On The Cover : AMA ATA AIDOO

Aidoo was born Christina Ama Aidoo on March 23, 1940, in Abeadzi Kyiakor, Ghana. She is a Ghanaian playwright, poet, novelist, and short-story writer and political activist. She is best known for her play Anowa.  She grew up in a Fante royal household, the daughter of Nana Yaw Fama, chief of Abead Kyiakor, and Maame Abasema. She was sent by her father to the Wesley Girls’ High School in Cape Coast from 1961 to 1964.

Saturday, August 27, 2011

Aidoo was born Christina Ama Aidoo on March 23, 1940, in Abeadzi Kyiakor, Ghana. She is a Ghanaian playwright, poet, novelist, and short-story writer and political activist. She is best known for her play Anowa.

She grew up in a Fante royal household, the daughter of Nana Yaw Fama, chief of Abead Kyiakor, and Maame Abasema. She was sent by her father to the Wesley Girls’ High School in Cape Coast from 1961 to 1964.
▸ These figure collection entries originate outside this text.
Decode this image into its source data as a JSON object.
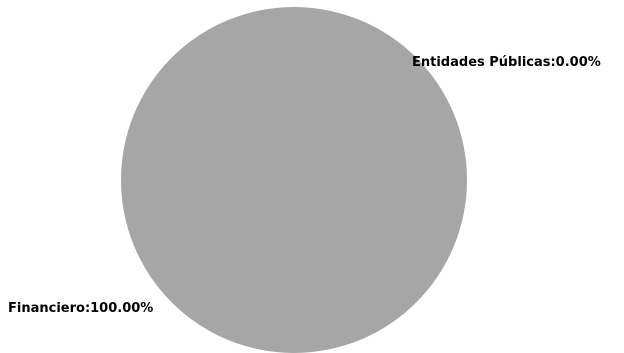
{
  "chart_data": {
    "type": "pie",
    "slices": [
      {
        "label": "Financiero",
        "value": 100.0,
        "display": "Financiero:100.00%",
        "color": "#a6a6a6"
      },
      {
        "label": "Entidades Públicas",
        "value": 0.0,
        "display": "Entidades Públicas:0.00%",
        "color": "#a6a6a6"
      }
    ]
  },
  "colors": {
    "background": "#ffffff",
    "slice_fill": "#a6a6a6",
    "label_text": "#000000"
  }
}
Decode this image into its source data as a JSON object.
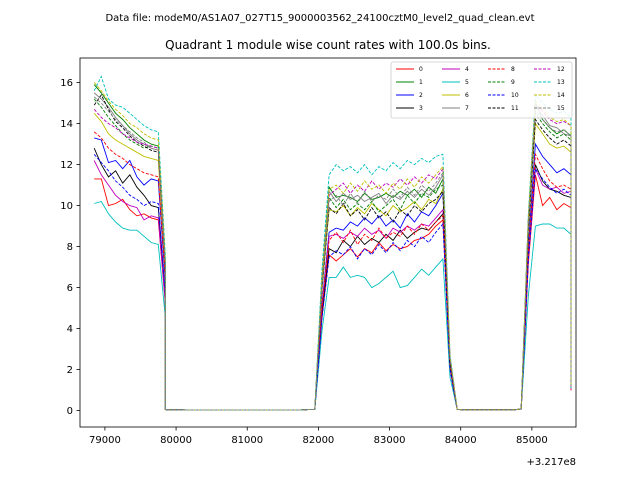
{
  "chart_data": {
    "type": "line",
    "suptitle": "Data file: modeM0/AS1A07_027T15_9000003562_24100cztM0_level2_quad_clean.evt",
    "title": "Quadrant 1 module wise count rates with 100.0s bins.",
    "xlabel": "",
    "ylabel": "",
    "x_offset_label": "+3.217e8",
    "x_offset": 321700000,
    "xlim": [
      78650,
      85620
    ],
    "ylim": [
      -0.8,
      17.2
    ],
    "x_ticks": [
      79000,
      80000,
      81000,
      82000,
      83000,
      84000,
      85000
    ],
    "x_tick_labels": [
      "79000",
      "80000",
      "81000",
      "82000",
      "83000",
      "84000",
      "85000"
    ],
    "y_ticks": [
      0,
      2,
      4,
      6,
      8,
      10,
      12,
      14,
      16
    ],
    "y_tick_labels": [
      "0",
      "2",
      "4",
      "6",
      "8",
      "10",
      "12",
      "14",
      "16"
    ],
    "legend_position": "top-right",
    "segments": [
      {
        "x_start": 78850,
        "step": 100,
        "n": 9
      },
      {
        "x_start": 79750,
        "step": 100,
        "n": 2
      },
      {
        "x_start": 79850,
        "step": 100,
        "n": 3
      },
      {
        "x_start": 80150,
        "step": 100,
        "n": 17
      },
      {
        "x_start": 81850,
        "step": 100,
        "n": 3
      },
      {
        "x_start": 82150,
        "step": 100,
        "n": 13
      },
      {
        "x_start": 83450,
        "step": 100,
        "n": 4
      },
      {
        "x_start": 83850,
        "step": 100,
        "n": 11
      },
      {
        "x_start": 84950,
        "step": 100,
        "n": 7
      }
    ],
    "series": [
      {
        "name": "0",
        "color": "#ff0000",
        "dash": "solid",
        "block1": [
          11.3,
          11.3,
          10.0,
          10.1,
          10.3,
          9.8,
          9.5,
          9.6,
          9.4
        ],
        "plateau": [
          7.6,
          7.3,
          7.6,
          7.9,
          7.5,
          7.9,
          7.7,
          8.2,
          7.8,
          8.1,
          7.9,
          8.0,
          8.3,
          8.4,
          8.6,
          9.0,
          9.3
        ],
        "block3": [
          11.5,
          10.0,
          10.4,
          9.8,
          10.1,
          9.9,
          9.7
        ]
      },
      {
        "name": "1",
        "color": "#008000",
        "dash": "solid",
        "block1": [
          15.9,
          15.5,
          15.0,
          14.5,
          14.2,
          13.8,
          13.5,
          13.2,
          13.0
        ],
        "plateau": [
          10.9,
          10.4,
          10.5,
          10.4,
          10.2,
          10.6,
          10.3,
          10.4,
          10.6,
          10.4,
          10.7,
          10.5,
          10.8,
          10.4,
          10.9,
          10.6,
          11.3
        ],
        "block3": [
          15.0,
          14.2,
          13.8,
          13.5,
          13.7,
          13.4,
          13.8
        ]
      },
      {
        "name": "2",
        "color": "#0000ff",
        "dash": "solid",
        "block1": [
          13.3,
          13.2,
          12.1,
          12.2,
          11.8,
          12.2,
          11.4,
          11.0,
          11.3
        ],
        "plateau": [
          8.7,
          8.9,
          8.8,
          9.2,
          9.0,
          9.4,
          9.1,
          9.5,
          9.0,
          9.3,
          8.9,
          9.6,
          9.2,
          9.7,
          9.5,
          10.0,
          10.6
        ],
        "block3": [
          13.0,
          12.4,
          12.0,
          11.6,
          11.8,
          11.5,
          11.9
        ]
      },
      {
        "name": "3",
        "color": "#000000",
        "dash": "solid",
        "block1": [
          12.8,
          12.0,
          11.4,
          11.7,
          11.1,
          11.5,
          10.9,
          10.5,
          10.0
        ],
        "plateau": [
          7.9,
          7.7,
          8.3,
          8.0,
          8.5,
          8.1,
          8.4,
          8.2,
          8.6,
          8.3,
          8.8,
          8.4,
          8.7,
          8.9,
          8.8,
          9.2,
          9.6
        ],
        "block3": [
          12.0,
          11.2,
          10.8,
          10.7,
          10.5,
          10.4,
          10.6
        ]
      },
      {
        "name": "4",
        "color": "#bf00bf",
        "dash": "solid",
        "block1": [
          12.2,
          11.5,
          11.0,
          10.5,
          10.2,
          10.0,
          9.9,
          9.3,
          9.5
        ],
        "plateau": [
          8.5,
          8.6,
          8.4,
          8.7,
          8.5,
          8.9,
          8.6,
          8.8,
          8.4,
          8.9,
          8.7,
          9.0,
          8.8,
          9.1,
          9.0,
          9.4,
          9.8
        ],
        "block3": [
          11.8,
          11.0,
          10.8,
          10.9,
          10.6,
          10.7,
          10.5
        ]
      },
      {
        "name": "5",
        "color": "#00bfbf",
        "dash": "solid",
        "block1": [
          10.1,
          10.2,
          9.6,
          9.2,
          8.9,
          8.8,
          8.8,
          8.5,
          8.2
        ],
        "plateau": [
          6.5,
          6.5,
          7.0,
          6.5,
          6.6,
          6.5,
          6.0,
          6.2,
          6.5,
          6.8,
          6.0,
          6.1,
          6.5,
          6.9,
          6.6,
          7.0,
          7.4
        ],
        "block3": [
          9.0,
          9.1,
          9.1,
          8.9,
          8.9,
          8.6,
          8.4
        ]
      },
      {
        "name": "6",
        "color": "#bfbf00",
        "dash": "solid",
        "block1": [
          14.5,
          14.1,
          13.5,
          13.2,
          13.0,
          12.8,
          12.6,
          12.4,
          12.3
        ],
        "plateau": [
          9.8,
          9.7,
          10.0,
          9.5,
          9.9,
          9.6,
          10.1,
          9.8,
          9.5,
          10.0,
          9.7,
          9.9,
          10.2,
          9.8,
          10.3,
          10.1,
          10.8
        ],
        "block3": [
          14.0,
          13.5,
          13.0,
          12.8,
          12.9,
          12.6,
          12.8
        ]
      },
      {
        "name": "7",
        "color": "#808080",
        "dash": "solid",
        "block1": [
          15.5,
          15.2,
          14.8,
          14.3,
          13.9,
          13.5,
          13.2,
          13.0,
          12.8
        ],
        "plateau": [
          10.7,
          10.2,
          10.6,
          10.3,
          10.5,
          10.2,
          10.4,
          10.6,
          10.1,
          10.5,
          10.3,
          10.7,
          10.4,
          10.8,
          10.5,
          10.9,
          11.5
        ],
        "block3": [
          14.8,
          14.4,
          13.9,
          13.8,
          13.5,
          13.4,
          13.6
        ]
      },
      {
        "name": "8",
        "color": "#ff0000",
        "dash": "dashed",
        "block1": [
          13.6,
          13.3,
          12.8,
          12.5,
          12.3,
          12.0,
          11.8,
          11.6,
          11.5
        ],
        "plateau": [
          8.3,
          8.7,
          8.2,
          8.8,
          8.1,
          8.6,
          8.3,
          8.9,
          8.4,
          8.7,
          8.5,
          9.0,
          8.6,
          9.1,
          8.8,
          9.2,
          9.5
        ],
        "block3": [
          12.5,
          11.8,
          11.2,
          10.9,
          11.0,
          10.8,
          10.9
        ]
      },
      {
        "name": "9",
        "color": "#008000",
        "dash": "dashed",
        "block1": [
          15.2,
          14.8,
          14.3,
          13.9,
          13.5,
          13.2,
          13.0,
          12.8,
          12.9
        ],
        "plateau": [
          10.4,
          9.9,
          10.3,
          9.8,
          10.1,
          9.8,
          10.2,
          9.7,
          10.0,
          10.3,
          9.8,
          10.5,
          10.1,
          10.6,
          10.4,
          10.8,
          11.0
        ],
        "block3": [
          14.5,
          14.0,
          13.6,
          13.3,
          13.5,
          13.2,
          13.4
        ]
      },
      {
        "name": "10",
        "color": "#0000ff",
        "dash": "dashed",
        "block1": [
          12.5,
          12.1,
          11.7,
          11.2,
          10.9,
          10.5,
          10.3,
          10.0,
          10.2
        ],
        "plateau": [
          7.5,
          7.8,
          7.6,
          8.0,
          7.4,
          7.9,
          7.6,
          8.1,
          7.7,
          8.2,
          7.8,
          8.3,
          8.0,
          8.5,
          8.2,
          8.7,
          9.1
        ],
        "block3": [
          11.8,
          11.3,
          10.9,
          10.6,
          10.8,
          10.5,
          10.7
        ]
      },
      {
        "name": "11",
        "color": "#000000",
        "dash": "dashed",
        "block1": [
          14.9,
          15.4,
          14.7,
          14.1,
          13.8,
          13.4,
          13.1,
          12.9,
          12.7
        ],
        "plateau": [
          9.9,
          9.6,
          10.1,
          9.5,
          9.8,
          9.3,
          9.9,
          9.4,
          9.7,
          9.2,
          9.8,
          9.5,
          10.0,
          9.7,
          10.1,
          10.3,
          10.7
        ],
        "block3": [
          14.2,
          13.7,
          13.3,
          13.0,
          13.2,
          12.9,
          13.1
        ]
      },
      {
        "name": "12",
        "color": "#bf00bf",
        "dash": "dashed",
        "block1": [
          14.7,
          14.3,
          14.0,
          13.8,
          13.5,
          13.3,
          13.1,
          13.0,
          12.9
        ],
        "plateau": [
          10.5,
          10.8,
          11.1,
          10.6,
          11.0,
          10.7,
          11.2,
          10.8,
          11.1,
          10.9,
          11.3,
          11.0,
          11.4,
          11.1,
          11.5,
          11.3,
          11.8
        ],
        "block3": [
          14.9,
          14.6,
          14.2,
          14.0,
          14.1,
          13.9,
          14.0
        ]
      },
      {
        "name": "13",
        "color": "#00bfbf",
        "dash": "dashed",
        "block1": [
          15.6,
          16.3,
          15.2,
          14.9,
          14.8,
          14.5,
          14.2,
          13.9,
          13.7
        ],
        "plateau": [
          11.5,
          12.0,
          11.7,
          11.9,
          11.6,
          12.0,
          11.5,
          11.9,
          11.7,
          12.1,
          11.8,
          12.2,
          12.0,
          12.3,
          12.1,
          12.4,
          12.5
        ],
        "block3": [
          15.4,
          15.0,
          14.7,
          14.5,
          14.6,
          14.3,
          14.5
        ]
      },
      {
        "name": "14",
        "color": "#bfbf00",
        "dash": "dashed",
        "block1": [
          16.0,
          15.6,
          15.1,
          14.7,
          14.4,
          14.0,
          13.8,
          13.5,
          13.3
        ],
        "plateau": [
          10.8,
          11.0,
          10.6,
          11.1,
          10.7,
          11.2,
          10.8,
          11.0,
          10.6,
          11.1,
          10.8,
          11.3,
          10.9,
          11.4,
          11.1,
          11.5,
          11.9
        ],
        "block3": [
          15.1,
          14.7,
          14.3,
          14.1,
          14.2,
          13.9,
          14.1
        ]
      },
      {
        "name": "15",
        "color": "#808080",
        "dash": "dashed",
        "block1": [
          15.3,
          15.0,
          14.6,
          14.2,
          13.9,
          13.6,
          13.3,
          13.1,
          12.8
        ],
        "plateau": [
          10.2,
          10.5,
          10.0,
          10.6,
          10.1,
          10.7,
          10.2,
          10.5,
          10.3,
          10.8,
          10.4,
          10.9,
          10.5,
          11.0,
          10.7,
          11.1,
          11.6
        ],
        "block3": [
          14.6,
          14.2,
          13.8,
          13.6,
          13.7,
          13.4,
          13.6
        ]
      }
    ]
  }
}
After leaving high school, she enrolled at the University of Ghana in Legon and received her Bachelor of Arts in English as well as writing her first play, The Dilemma of a Ghost, in 1964. The play was published by Longman the following year, making Aidoo the first published African woman dramatist.

She worked in the United States of America where she held a fellowship in creative writing at Stanford University. She also served as a research fellow at the Institute of African Studies, University of Ghana, and as a Lecturer in English at the University of Cape Coast eventually rising there to the position of Professor.

Aside from her literary career, Aidoo was appointed Minister of Education under the Provisional National Defence Council in 1982. She resigned after 18 months. She has also spent a great deal of time teaching. She is currently a Visiting Professor in the Africana Studies Department at Brown University.

Aidoo’s works of fiction particularly deal with the tension between Western and African world views. Many of her protagonists are women who defy the stereotypical women’s roles of their time. Her novel Changes, won the 1992 Commonwealth Writers’ Prize for Best Book (Africa). She is also an accomplished poet, and has written several children’s books.